Camillus grieving to see the sloth of hired servants in attending the sick, formed a project of associating certain pious persons for that office who should be desirous to devote themselves to it out of a motive of fervent charity. He found proper persons so disposed, but met with great obstacles in the execution of his design. With a view of rendering himself more useful in spiritually assisting the sick, he took a resolution to prepare himself to receive holy orders. For this purpose he went through a course of studies with incredible alacrity and ardor, and received all his orders from Thomas Goldwell, bishop of St. Asaph’s, suffragan to cardinal Savelli, the bishop vicegerent in Rome, under pope Gregory XIII. A certain gentleman of Rome named Firmo Calmo, gave the saint six hundred Roman sequines of gold (about two hundred and fifty pounds sterling), which he put out for an annuity of thirty-six sequines a year during his life; this amounting to a competent patrimony for the title of his ordination, required by the council of Trent and the laws of the diocess. The same pious gentleman, besides frequent great benefactions during his life, bequeathed his whole estate real and personal on Camillus’s hospital at his death.

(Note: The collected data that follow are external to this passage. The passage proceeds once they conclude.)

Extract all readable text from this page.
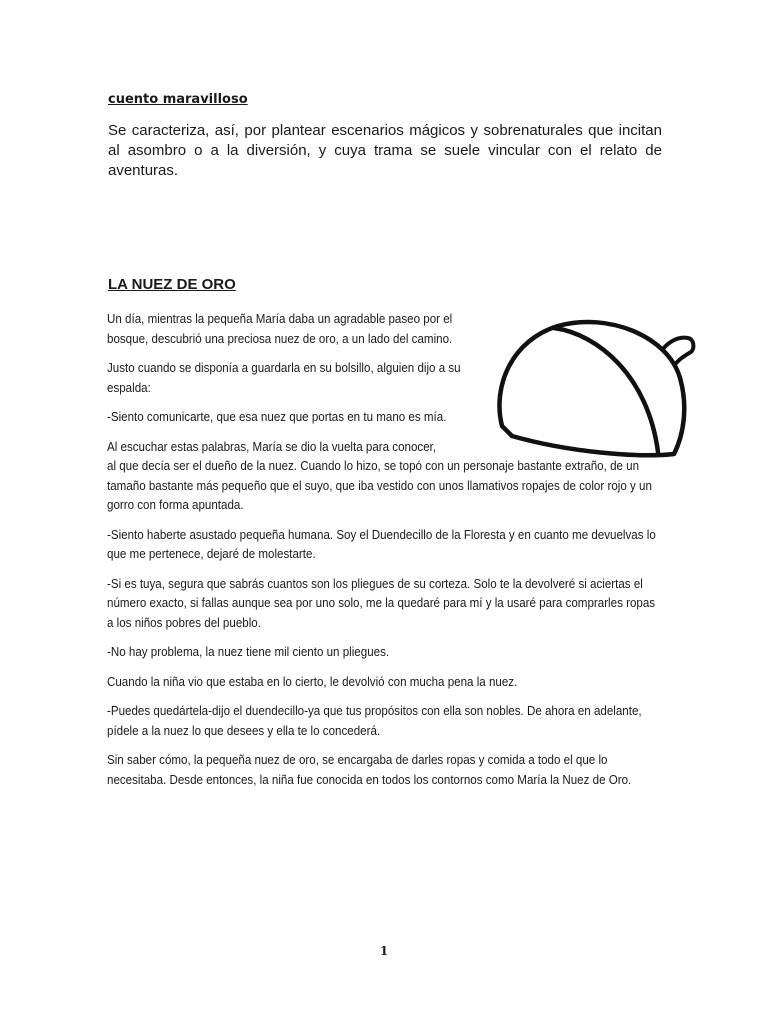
cuento maravilloso

Se caracteriza, así, por plantear escenarios mágicos y sobrenaturales que incitan al asombro o a la diversión, y cuya trama se suele vincular con el relato de aventuras.

LA NUEZ DE ORO

Un día, mientras la pequeña María daba un agradable paseo por el bosque, descubrió una preciosa nuez de oro, a un lado del camino.

Justo cuando se disponía a guardarla en su bolsillo, alguien dijo a su espalda:

-Siento comunicarte, que esa nuez que portas en tu mano es mía.

Al escuchar estas palabras, María se dio la vuelta para conocer,

al que decía ser el dueño de la nuez. Cuando lo hizo, se topó con un personaje bastante extraño, de un tamaño bastante más pequeño que el suyo, que iba vestido con unos llamativos ropajes de color rojo y un gorro con forma apuntada.

-Siento haberte asustado pequeña humana. Soy el Duendecillo de la Floresta y en cuanto me devuelvas lo que me pertenece, dejaré de molestarte.

-Si es tuya, segura que sabrás cuantos son los pliegues de su corteza. Solo te la devolveré si aciertas el número exacto, si fallas aunque sea por uno solo, me la quedaré para mí y la usaré para comprarles ropas a los niños pobres del pueblo.

-No hay problema, la nuez tiene mil ciento un pliegues.

Cuando la niña vio que estaba en lo cierto, le devolvió con mucha pena la nuez.

-Puedes quedártela-dijo el duendecillo-ya que tus propósitos con ella son nobles. De ahora en adelante, pídele a la nuez lo que desees y ella te lo concederá.

Sin saber cómo, la pequeña nuez de oro, se encargaba de darles ropas y comida a todo el que lo necesitaba. Desde entonces, la niña fue conocida en todos los contornos como María la Nuez de Oro.

1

The saint was ordained priest at Whitsuntide in 1584, and being nominated to serve a little chapel called our Lady’s _ad miracula_, he quitted the direction of the hospital. Before the close of the same year he laid the foundation of his congregation for serving the sick, giving to those who were admitted into it a long black garment with a black cloth for their habit. The saint prescribed them certain short rules, and they went every day to the great hospital of the Holy Ghost, where they served the sick with so much affection, piety, and diligence, that it was visible to all who saw them, that they considered Christ himself as lying sick or wounded in his members.

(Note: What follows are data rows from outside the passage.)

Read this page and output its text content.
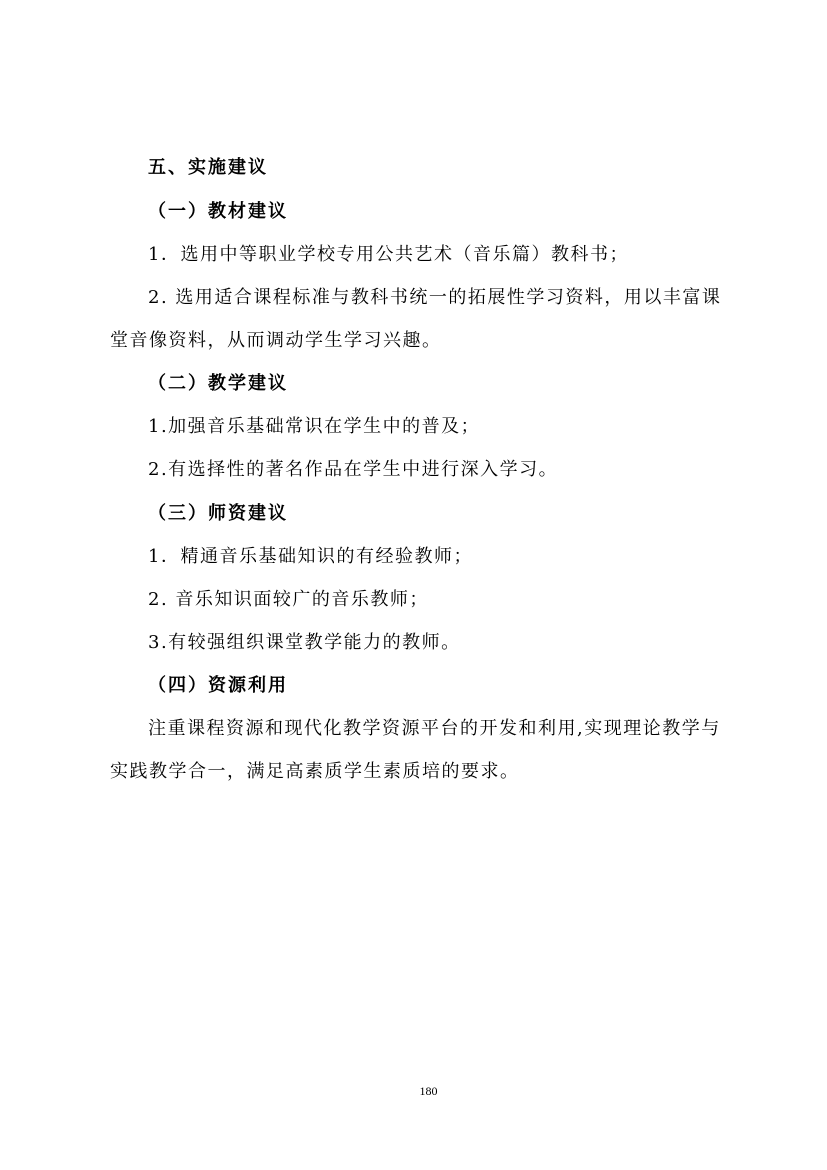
五、实施建议
（一）教材建议
1．选用中等职业学校专用公共艺术（音乐篇）教科书；
2. 选用适合课程标准与教科书统一的拓展性学习资料，用以丰富课
堂音像资料，从而调动学生学习兴趣。
（二）教学建议
1.加强音乐基础常识在学生中的普及；
2.有选择性的著名作品在学生中进行深入学习。
（三）师资建议
1．精通音乐基础知识的有经验教师；
2. 音乐知识面较广的音乐教师；
3.有较强组织课堂教学能力的教师。
（四）资源利用
注重课程资源和现代化教学资源平台的开发和利用,实现理论教学与
实践教学合一，满足高素质学生素质培的要求。
180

They made the beds of the patients, paid them every office of charity, and by their short pathetic exhortations disposed them for the last sacraments, and a happy death. The founder had powerful adversaries and great difficulties to struggle with; but by confidence in God he conquered them all. In 1585 his friends hired for him a large house, and the success of his undertaking encouraged him to extend further his pious views; for he ordained that the members of his congregation should bind themselves by the obligation of their institute, to serve persons infected with the plague, prisoners, and those who lie dying in private houses.

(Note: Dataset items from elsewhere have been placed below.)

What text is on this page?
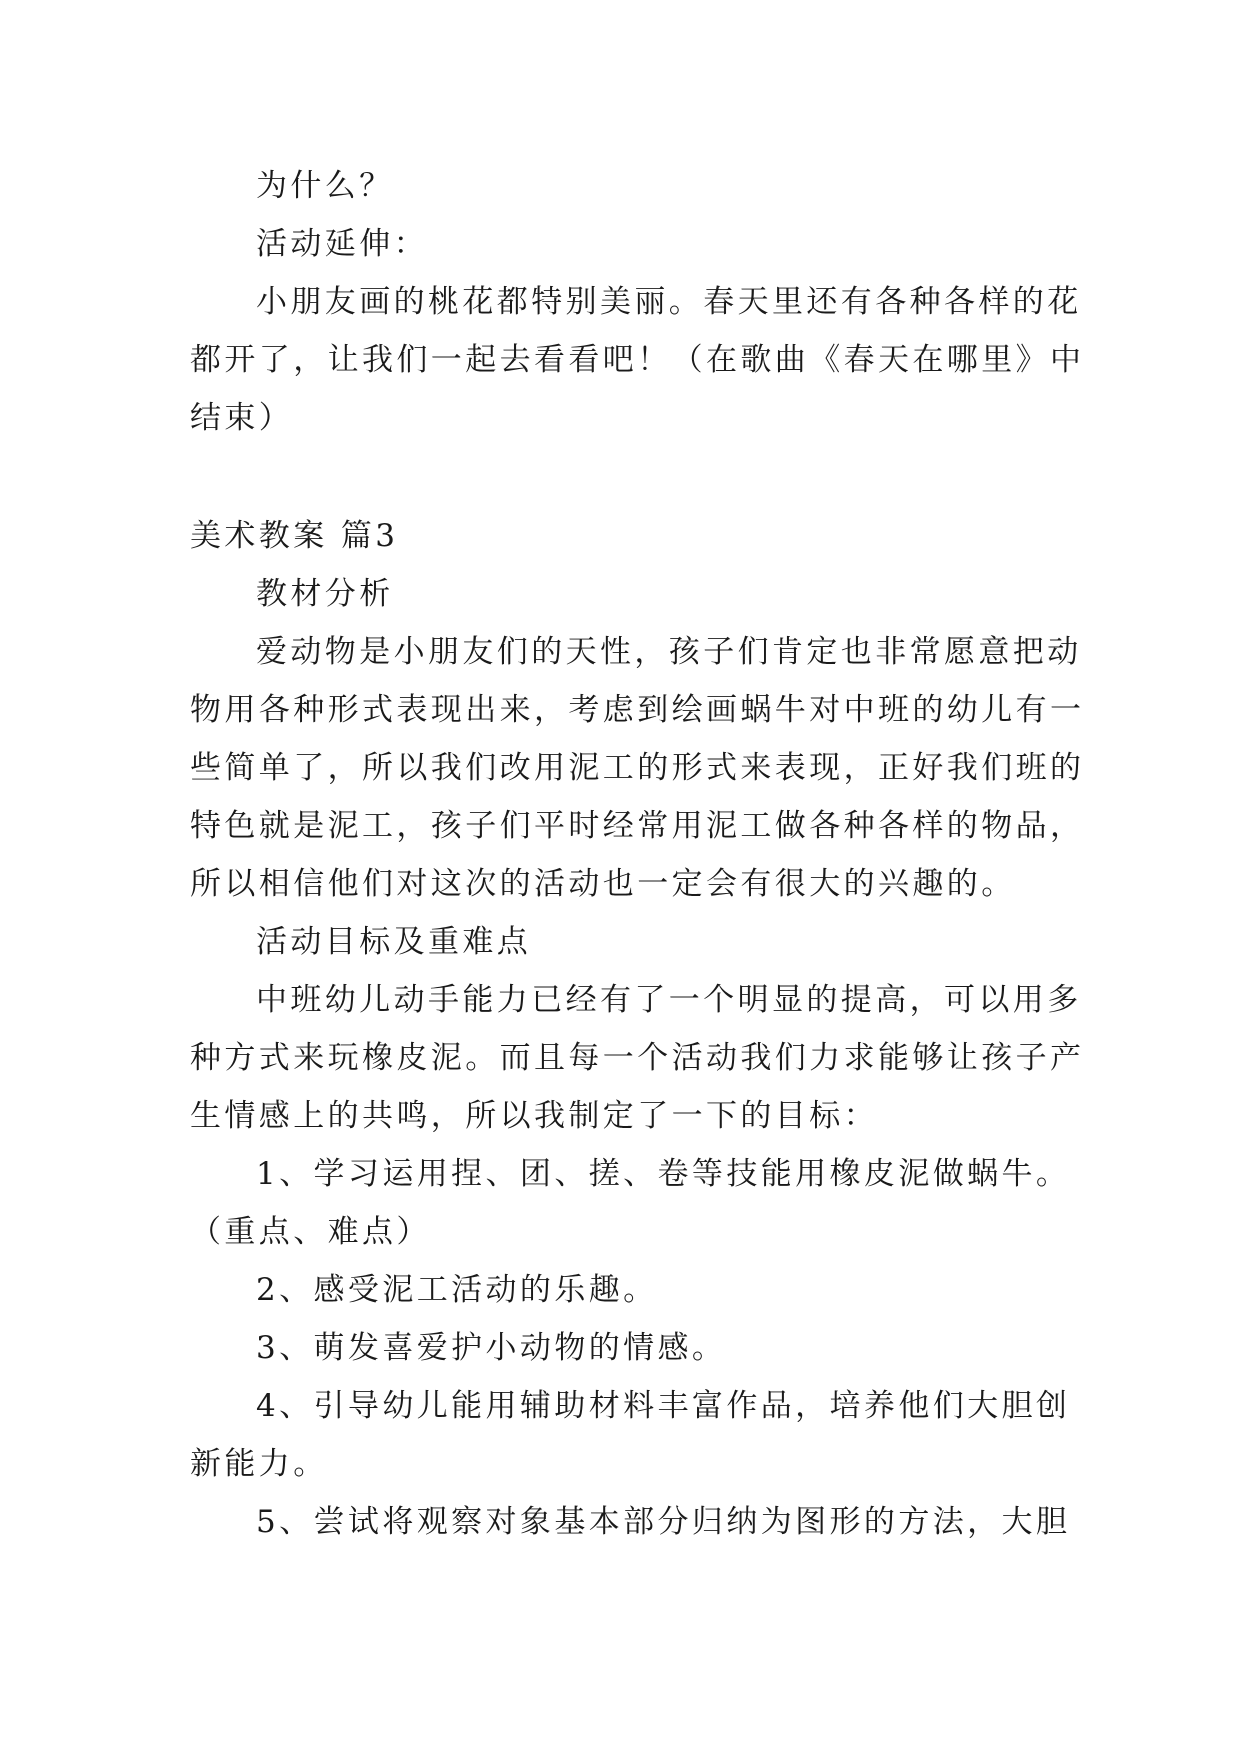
为什么？
活动延伸：
小朋友画的桃花都特别美丽。春天里还有各种各样的花
都开了，让我们一起去看看吧！（在歌曲《春天在哪里》中
结束）
美术教案 篇3
教材分析
爱动物是小朋友们的天性，孩子们肯定也非常愿意把动
物用各种形式表现出来，考虑到绘画蜗牛对中班的幼儿有一
些简单了，所以我们改用泥工的形式来表现，正好我们班的
特色就是泥工，孩子们平时经常用泥工做各种各样的物品，
所以相信他们对这次的活动也一定会有很大的兴趣的。
活动目标及重难点
中班幼儿动手能力已经有了一个明显的提高，可以用多
种方式来玩橡皮泥。而且每一个活动我们力求能够让孩子产
生情感上的共鸣，所以我制定了一下的目标：
1、学习运用捏、团、搓、卷等技能用橡皮泥做蜗牛。
（重点、难点）
2、感受泥工活动的乐趣。
3、萌发喜爱护小动物的情感。
4、引导幼儿能用辅助材料丰富作品，培养他们大胆创
新能力。
5、尝试将观察对象基本部分归纳为图形的方法，大胆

Sickness is often the most severe and grievous of all trials, whence the devil made it his last assault in tempting Job.[155] It is a time in which a Christian stands in need of the greatest constancy and fortitude; yet through the weakness of nature, is generally the least able to keep his heart united with God, and usually never stands more in need of spiritual comfort and assistance. The state of sickness is always a visitation of God, who by it knocks at the door of our heart, and puts us in mind of death; it is the touchstone of patience, and the school or rather the harvest of penance, resignation, divine love, and every virtue. Yet by a most fatal abuse is this mercy often lost and perverted by sloth, impatience, sensuality, and forwardness. Those who in time of health were backward in exercising fervent acts of faith, hope, charity, contrition, &c., in sickness are still more indisposed for practices with which they are unacquainted; and to their grievous misfortune sometimes pastors cannot sufficiently attend them, or have not a suitable address which will give them the key of their hearts, or teach them the art of insinuating into the souls of penitents the heroic sentiments and an interior relish of those essential virtues.